18-24 months is a lifetime in our real estate market.  Our inventory is nearly non-existent.  For every new listing, multiple over-list offers - all cash - can be expected within an hour. My investors are lined up to buy - and to buy everything with good bones that they can acquire. The issue is:  nothing to buy.  This is now.  And, here's what you should be celebrating that you missed so far:  51% of all tenants in Florida are delinquent in rent.  The demand for housing is off-the-chart as well.  My advice to you is simple but not what ready-investors want to hear:  Wait.  Do Nothing.  Plan Nothing.  Give it 6 months.  I have a feeling that those landlords/owners who suffered through this moratorium mess might be ready to wave the white flag and sell.  

Only fools rush in...

@Patricia Steiner

I actually don’t mind that advise at all! I’ve been thinking the same thing and I know that timing is key. I won’t be doing anything for AT LEAST 12 months except going out to scale the area. One thing I am confident of is that the market will adjust for opportunity, it’s just about when. I think I more so need to get a feel for which neighborhoods are going to be the best and really scope the demographic of each area.

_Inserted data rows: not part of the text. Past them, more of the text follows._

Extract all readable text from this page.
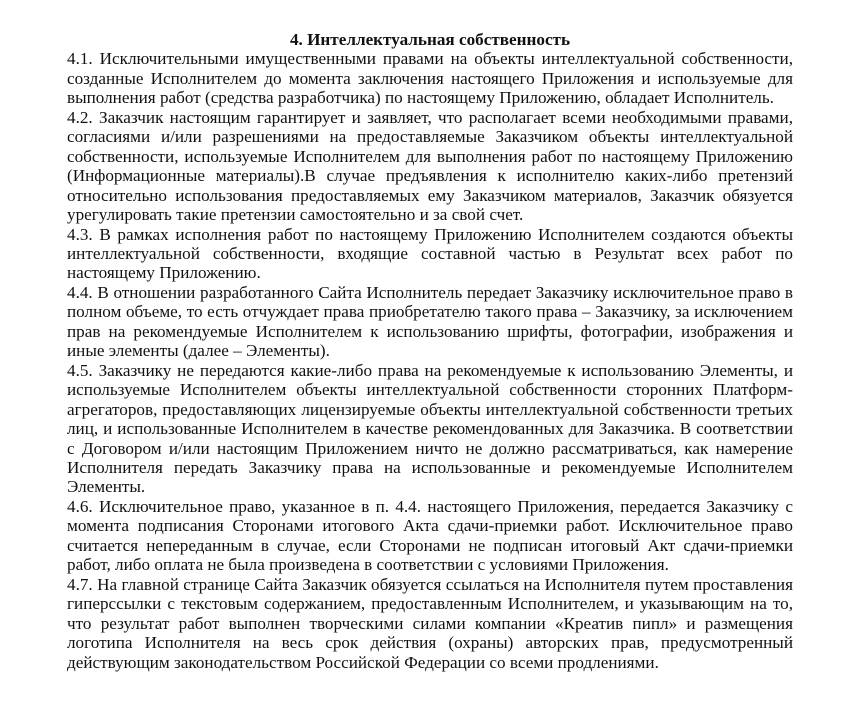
4. Интеллектуальная собственность

4.1. Исключительными имущественными правами на объекты интеллектуальной собственности, созданные Исполнителем до момента заключения настоящего Приложения и используемые для выполнения работ (средства разработчика) по настоящему Приложению, обладает Исполнитель.

4.2. Заказчик настоящим гарантирует и заявляет, что располагает всеми необходимыми правами, согласиями и/или разрешениями на предоставляемые Заказчиком объекты интеллектуальной собственности, используемые Исполнителем для выполнения работ по настоящему Приложению (Информационные материалы).В случае предъявления к исполнителю каких-либо претензий относительно использования предоставляемых ему Заказчиком материалов, Заказчик обязуется урегулировать такие претензии самостоятельно и за свой счет.

4.3. В рамках исполнения работ по настоящему Приложению Исполнителем создаются объекты интеллектуальной собственности, входящие составной частью в Результат всех работ по настоящему Приложению.

4.4. В отношении разработанного Сайта Исполнитель передает Заказчику исключительное право в полном объеме, то есть отчуждает права приобретателю такого права – Заказчику, за исключением прав на рекомендуемые Исполнителем к использованию шрифты, фотографии, изображения и иные элементы (далее – Элементы).

4.5. Заказчику не передаются какие-либо права на рекомендуемые к использованию Элементы, и используемые Исполнителем объекты интеллектуальной собственности сторонних Платформ-агрегаторов, предоставляющих лицензируемые объекты интеллектуальной собственности третьих лиц, и использованные Исполнителем в качестве рекомендованных для Заказчика. В соответствии с Договором и/или настоящим Приложением ничто не должно рассматриваться, как намерение Исполнителя передать Заказчику права на использованные и рекомендуемые Исполнителем Элементы.

4.6. Исключительное право, указанное в п. 4.4. настоящего Приложения, передается Заказчику с момента подписания Сторонами итогового Акта сдачи-приемки работ. Исключительное право считается непереданным в случае, если Сторонами не подписан итоговый Акт сдачи-приемки работ, либо оплата не была произведена в соответствии с условиями Приложения.

4.7. На главной странице Сайта Заказчик обязуется ссылаться на Исполнителя путем проставления гиперссылки с текстовым содержанием, предоставленным Исполнителем, и указывающим на то, что результат работ выполнен творческими силами компании «Креатив пипл» и размещения логотипа Исполнителя на весь срок действия (охраны) авторских прав, предусмотренный действующим законодательством Российской Федерации со всеми продлениями.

Which areas would you suggest as far as a growth and infrastructure is concerned?

@Bryce DeHaan   

That's changing too.  There are definitely markets that will remain "challenged" forever simply because there is no place else for people with nothing to do but do nothing good to go.  And, if you follow what's "hot" today, the field will be too crowded and the prices too high in those markets.  Traditional MF won't look "traditional" in the future - and I think that's the play worth doing. The next six months will reveal a lot.  The good news mixed into all this "wait and see" is that Florida is a great place to invest, live, and play.  The housing demand is off-the-chart. 

So long answer short:  stay tuned. It's going to look different very soon.  And, that's exciting...

Refer to my guidance, right now I would not take anything for buy-and-hold. I would be taking down flips or lending at 12 percent and 3.75 points, that's what my buyers pay to my investors.